14.03.2010 · Anhänger des ehemaligen thailändischen Ministerpräsidenten Thaksin drohen das öffentliche Leben Bangkoks lahmzulegen. 80.000 von ihnen befinden sich in der Stadt. Die Polizei rechnet zum Sonntagabend mit der doppelten Anzahl von Demonstranten.
In der thailändischen Hauptstadt Bangkok demonstrieren Zehntausende Demonstranten gegen die Regierung. Rund 80.000 Anhänger des 2006 gestürzten Ministerpräsidenten Thaksin Shinawatra strömten am Sonntag in die Hauptstadt und stellten der vom Militär gestützten Staatsführung ein Ultimatum: Sollte die Regierung nicht innerhalb der nächsten 24 Stunden vorgezogene Wahlen ausrufen, werde das Leben in der Hauptstadt durch Massenproteste massiv gestört. Die Polizei rechnete zum Sonntagabend mit einer knappen Verdopplung der „Rothemden“, wie die Thaksin-Anhänger wegen ihre bevorzugten roten Kleidung genannt werden. Rund 50.000 Soldaten und Polizisten sind in Bangkok im Einsatz.

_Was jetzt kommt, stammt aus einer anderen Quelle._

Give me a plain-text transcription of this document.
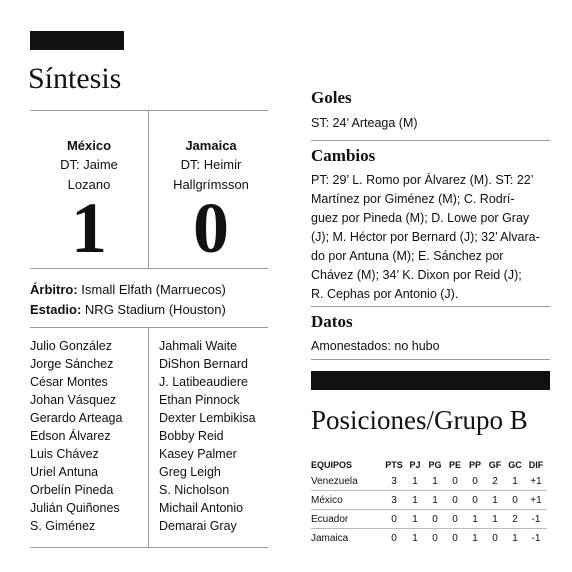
Síntesis
México
DT: Jaime
Lozano
Jamaica
DT: Heimir
Hallgrímsson
1	0
Árbitro: Ismall Elfath (Marruecos)
Estadio: NRG Stadium (Houston)
Julio González
Jorge Sánchez
César Montes
Johan Vásquez
Gerardo Arteaga
Edson Álvarez
Luis Chávez
Uriel Antuna
Orbelín Pineda
Julián Quiñones
S. Giménez
Jahmali Waite
DiShon Bernard
J. Latibeaudiere
Ethan Pinnock
Dexter Lembikisa
Bobby Reid
Kasey Palmer
Greg Leigh
S. Nicholson
Michail Antonio
Demarai Gray
Goles
ST: 24’ Arteaga (M)
Cambios
PT: 29’ L. Romo por Álvarez (M). ST: 22’
Martínez por Giménez (M); C. Rodrí-
guez por Pineda (M); D. Lowe por Gray
(J); M. Héctor por Bernard (J); 32’ Alvara-
do por Antuna (M); E. Sánchez por
Chávez (M); 34’ K. Dixon por Reid (J);
R. Cephas por Antonio (J).
Datos
Amonestados: no hubo
Posiciones/Grupo B
EQUIPOS	PTS	PJ	PG	PE	PP	GF	GC	DIF
Venezuela	3	1	1	0	0	2	1	+1
México	3	1	1	0	0	1	0	+1
Ecuador	0	1	0	0	1	1	2	-1
Jamaica	0	1	0	0	1	0	1	-1
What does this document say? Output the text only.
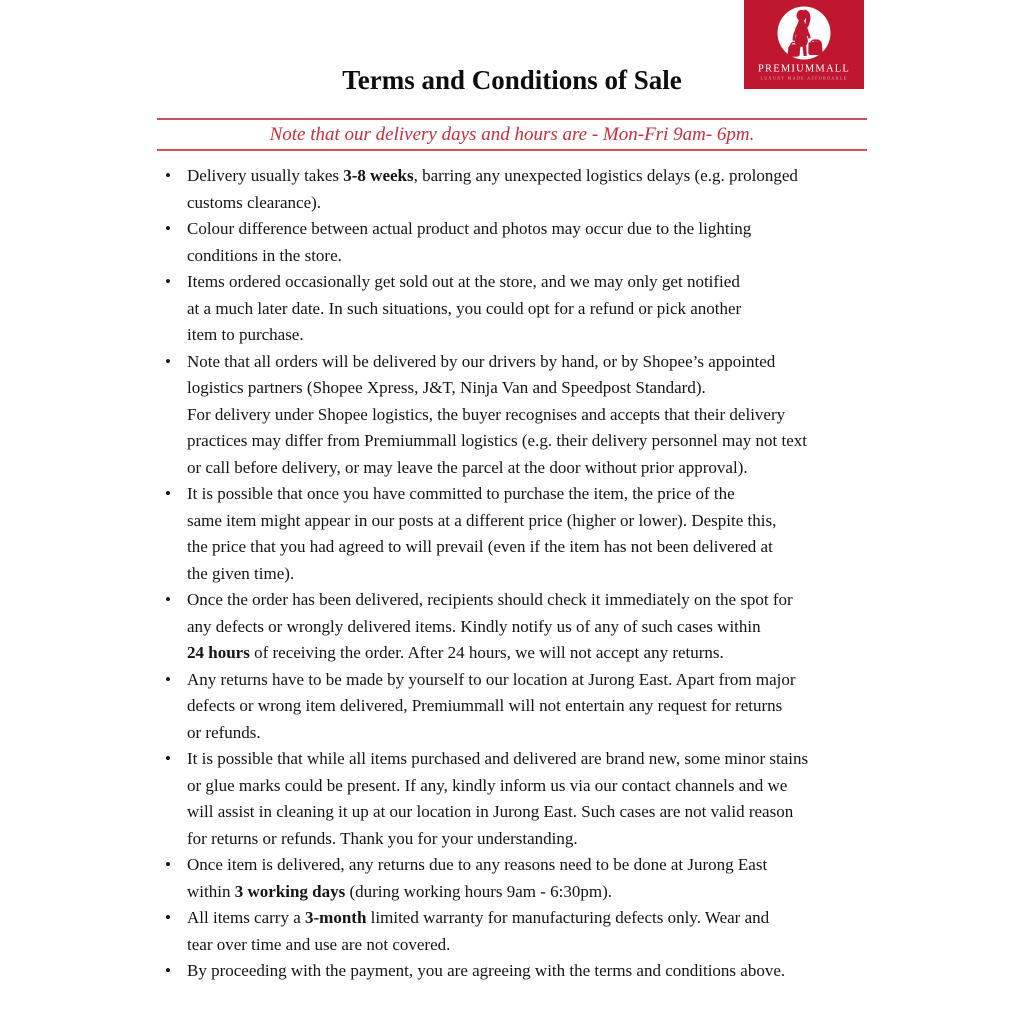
PREMIUMMALL
LUXURY MADE AFFORDABLE
Terms and Conditions of Sale
Note that our delivery days and hours are - Mon-Fri 9am- 6pm.
• Delivery usually takes 3-8 weeks, barring any unexpected logistics delays (e.g. prolonged
customs clearance).
• Colour difference between actual product and photos may occur due to the lighting
conditions in the store.
• Items ordered occasionally get sold out at the store, and we may only get notified
at a much later date. In such situations, you could opt for a refund or pick another
item to purchase.
• Note that all orders will be delivered by our drivers by hand, or by Shopee’s appointed
logistics partners (Shopee Xpress, J&T, Ninja Van and Speedpost Standard).
For delivery under Shopee logistics, the buyer recognises and accepts that their delivery
practices may differ from Premiummall logistics (e.g. their delivery personnel may not text
or call before delivery, or may leave the parcel at the door without prior approval).
• It is possible that once you have committed to purchase the item, the price of the
same item might appear in our posts at a different price (higher or lower). Despite this,
the price that you had agreed to will prevail (even if the item has not been delivered at
the given time).
• Once the order has been delivered, recipients should check it immediately on the spot for
any defects or wrongly delivered items. Kindly notify us of any of such cases within
24 hours of receiving the order. After 24 hours, we will not accept any returns.
• Any returns have to be made by yourself to our location at Jurong East. Apart from major
defects or wrong item delivered, Premiummall will not entertain any request for returns
or refunds.
• It is possible that while all items purchased and delivered are brand new, some minor stains
or glue marks could be present. If any, kindly inform us via our contact channels and we
will assist in cleaning it up at our location in Jurong East. Such cases are not valid reason
for returns or refunds. Thank you for your understanding.
• Once item is delivered, any returns due to any reasons need to be done at Jurong East
within 3 working days (during working hours 9am - 6:30pm).
• All items carry a 3-month limited warranty for manufacturing defects only. Wear and
tear over time and use are not covered.
• By proceeding with the payment, you are agreeing with the terms and conditions above.
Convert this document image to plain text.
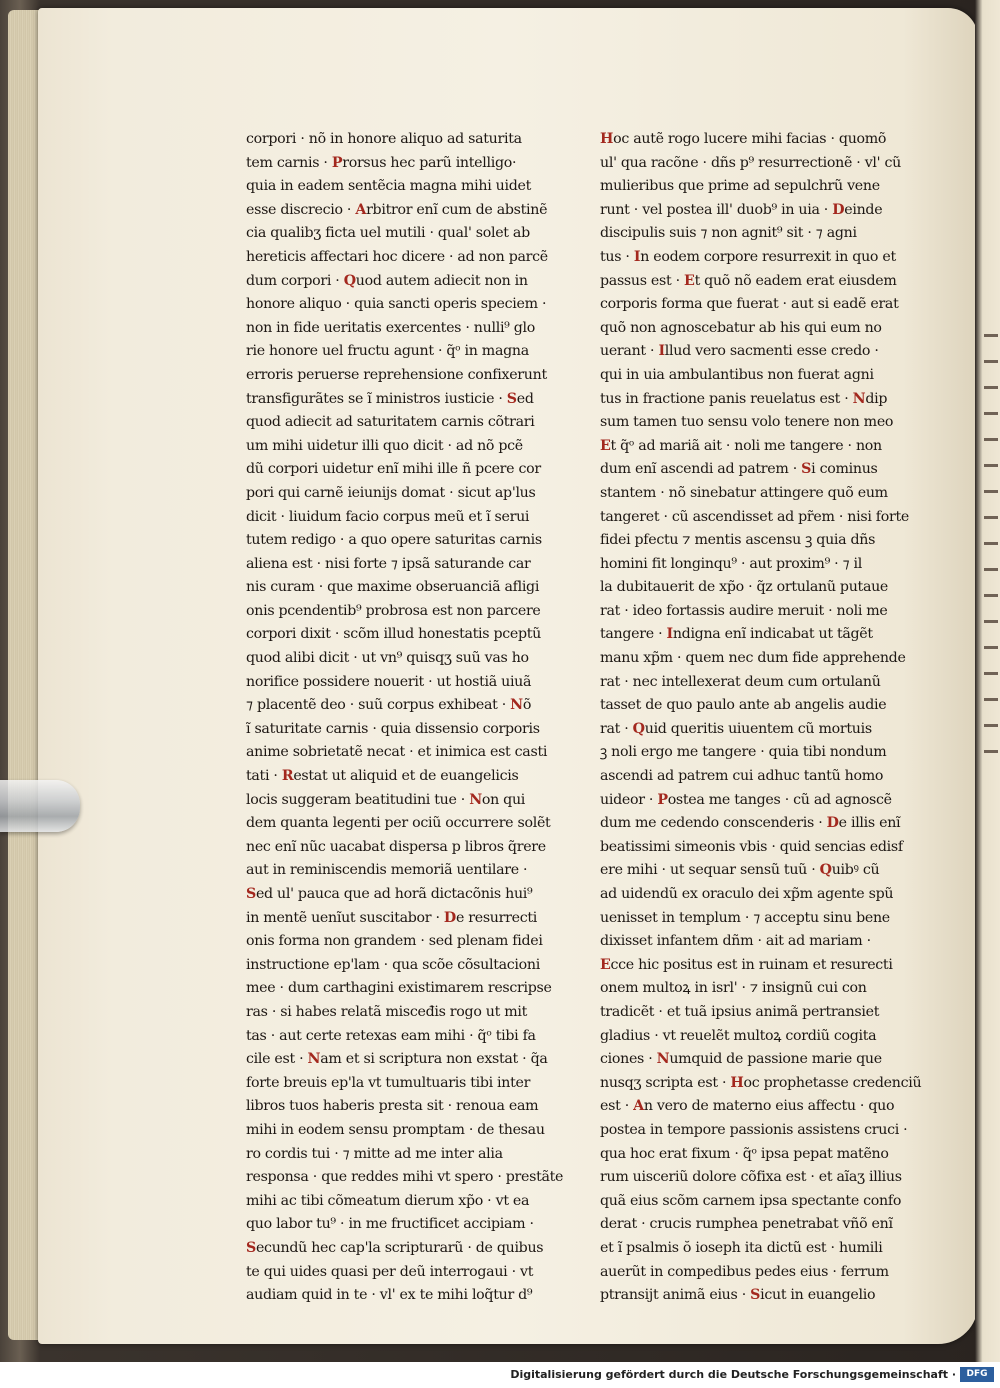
corpori · nõ in honore aliquo ad saturita
tem carnis · Prorsus hec parũ intelligo·
quia in eadem sentẽcia magna mihi uidet
esse discrecio · Arbitror enĩ cum de abstinẽ
cia qualibʒ ficta uel mutili · qual' solet ab
hereticis affectari hoc dicere · ad non parcẽ
dum corpori · Quod autem adiecit non in
honore aliquo · quia sancti operis speciem ·
non in fide ueritatis exercentes · nulli⁹ glo
rie honore uel fructu agunt · q̃ᵒ in magna
erroris peruerse reprehensione confixerunt
transfigurãtes se ĩ ministros iusticie · Sed
quod adiecit ad saturitatem carnis cõtrari
um mihi uidetur illi quo dicit · ad nõ pcẽ
dũ corpori uidetur enĩ mihi ille ñ pcere cor
pori qui carnẽ ieiunijs domat · sicut ap'lus
dicit · liuidum facio corpus meũ et ĩ serui
tutem redigo · a quo opere saturitas carnis
aliena est · nisi forte ⁊ ipsã saturande car
nis curam · que maxime obseruanciã afligi
onis pcendentib⁹ probrosa est non parcere
corpori dixit · scõm illud honestatis pceptũ
quod alibi dicit · ut vn⁹ quisqʒ suũ vas ho
norifice possidere nouerit · ut hostiã uiuã
⁊ placentẽ deo · suũ corpus exhibeat · Nõ
ĩ saturitate carnis · quia dissensio corporis
anime sobrietatẽ necat · et inimica est casti
tati · Restat ut aliquid et de euangelicis
locis suggeram beatitudini tue · Non qui
dem quanta legenti per ociũ occurrere solẽt
nec enĩ nũc uacabat dispersa p libros q̃rere
aut in reminiscendis memoriã uentilare ·
Sed ul' pauca que ad horã dictacõnis hui⁹
in mentẽ uenĩut suscitabor · De resurrecti
onis forma non grandem · sed plenam fidei
instructione ep'lam · qua scõe cõsultacioni
mee · dum carthagini existimarem rescripse
ras · si habes relatã misceđis rogo ut mit
tas · aut certe retexas eam mihi · q̃ᵒ tibi fa
cile est · Nam et si scriptura non exstat · q̃a
forte breuis ep'la vt tumultuaris tibi inter
libros tuos haberis presta sit · renoua eam
mihi in eodem sensu promptam · de thesau
ro cordis tui · ⁊ mitte ad me inter alia
responsa · que reddes mihi vt spero · prestãte
mihi ac tibi cõmeatum dierum xp̃o · vt ea
quo labor tu⁹ · in me fructificet accipiam ·
Secundũ hec cap'la scripturarũ · de quibus
te qui uides quasi per deũ interrogaui · vt
audiam quid in te · vl' ex te mihi loq̃tur d⁹
Hoc autẽ rogo lucere mihi facias · quomõ
ul' qua racõne · dñs p⁹ resurrectionẽ · vl' cũ
mulieribus que prime ad sepulchrũ vene
runt · vel postea ill' duob⁹ in uia · Deinde
discipulis suis ⁊ non agnit⁹ sit · ⁊ agni
tus · In eodem corpore resurrexit in quo et
passus est · Et quõ nõ eadem erat eiusdem
corporis forma que fuerat · aut si eadẽ erat
quõ non agnoscebatur ab his qui eum no
uerant · Illud vero sacmenti esse credo ·
qui in uia ambulantibus non fuerat agni
tus in fractione panis reuelatus est · Ndip
sum tamen tuo sensu volo tenere non meo
Et q̃ᵒ ad mariã ait · noli me tangere · non
dum enĩ ascendi ad patrem · Si cominus
stantem · nõ sinebatur attingere quõ eum
tangeret · cũ ascendisset ad pr̃em · nisi forte
fidei pfectu ⁊ mentis ascensu ꝫ quia dñs
homini fit longinqu⁹ · aut proxim⁹ · ⁊ il
la dubitauerit de xp̃o · q̃z ortulanũ putaue
rat · ideo fortassis audire meruit · noli me
tangere · Indigna enĩ indicabat ut tãgẽt
manu xp̃m · quem nec dum fide apprehende
rat · nec intellexerat deum cum ortulanũ
tasset de quo paulo ante ab angelis audie
rat · Quid queritis uiuentem cũ mortuis
ꝫ noli ergo me tangere · quia tibi nondum
ascendi ad patrem cui adhuc tantũ homo
uideor · Postea me tanges · cũ ad agnoscẽ
dum me cedendo conscenderis · De illis enĩ
beatissimi simeonis vbis · quid sencias edisf
ere mihi · ut sequar sensũ tuũ · Quibꝰ cũ
ad uidendũ ex oraculo dei xp̃m agente spũ
uenisset in templum · ⁊ acceptu sinu bene
dixisset infantem dñm · ait ad mariam ·
Ecce hic positus est in ruinam et resurecti
onem multoꝝ in isrl' · ⁊ insignũ cui con
tradicẽt · et tuã ipsius animã pertransiet
gladius · vt reuelẽt multoꝝ cordiũ cogita
ciones · Numquid de passione marie que
nusqʒ scripta est · Hoc prophetasse credenciũ
est · An vero de materno eius affectu · quo
postea in tempore passionis assistens cruci ·
qua hoc erat fixum · q̃ᵒ ipsa pepat matẽno
rum uisceriũ dolore cõfixa est · et aĩaʒ illius
quã eius scõm carnem ipsa spectante confo
derat · crucis rumphea penetrabat vñõ enĩ
et ĩ psalmis ŏ ioseph ita dictũ est · humili
auerũt in compedibus pedes eius · ferrum
ptransijt animã eius · Sicut in euangelio
Digitalisierung gefördert durch die Deutsche Forschungsgemeinschaft ·	DFG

Die Demonstranten drohen unter anderem mit einem Marsch auf eine Kaserne, in der sich Ministerpräsident Abhisit Vejjajiva seit einigen Tagen aufhält. Dieser wies die Forderungen in einer Rundfunkansprache am Samstag zurück: Eine Auflösung des Parlaments würde nur zu neuen Problemen führen, sagte Abhisit. Es wird zwar befürchtet, dass die Demonstrationen noch Tage andauern und auch in Gewalt ausufern könnten. Beobachter rechnen aber damit, dass Ministerpräsident Abhisit die Proteste durchstehen wird.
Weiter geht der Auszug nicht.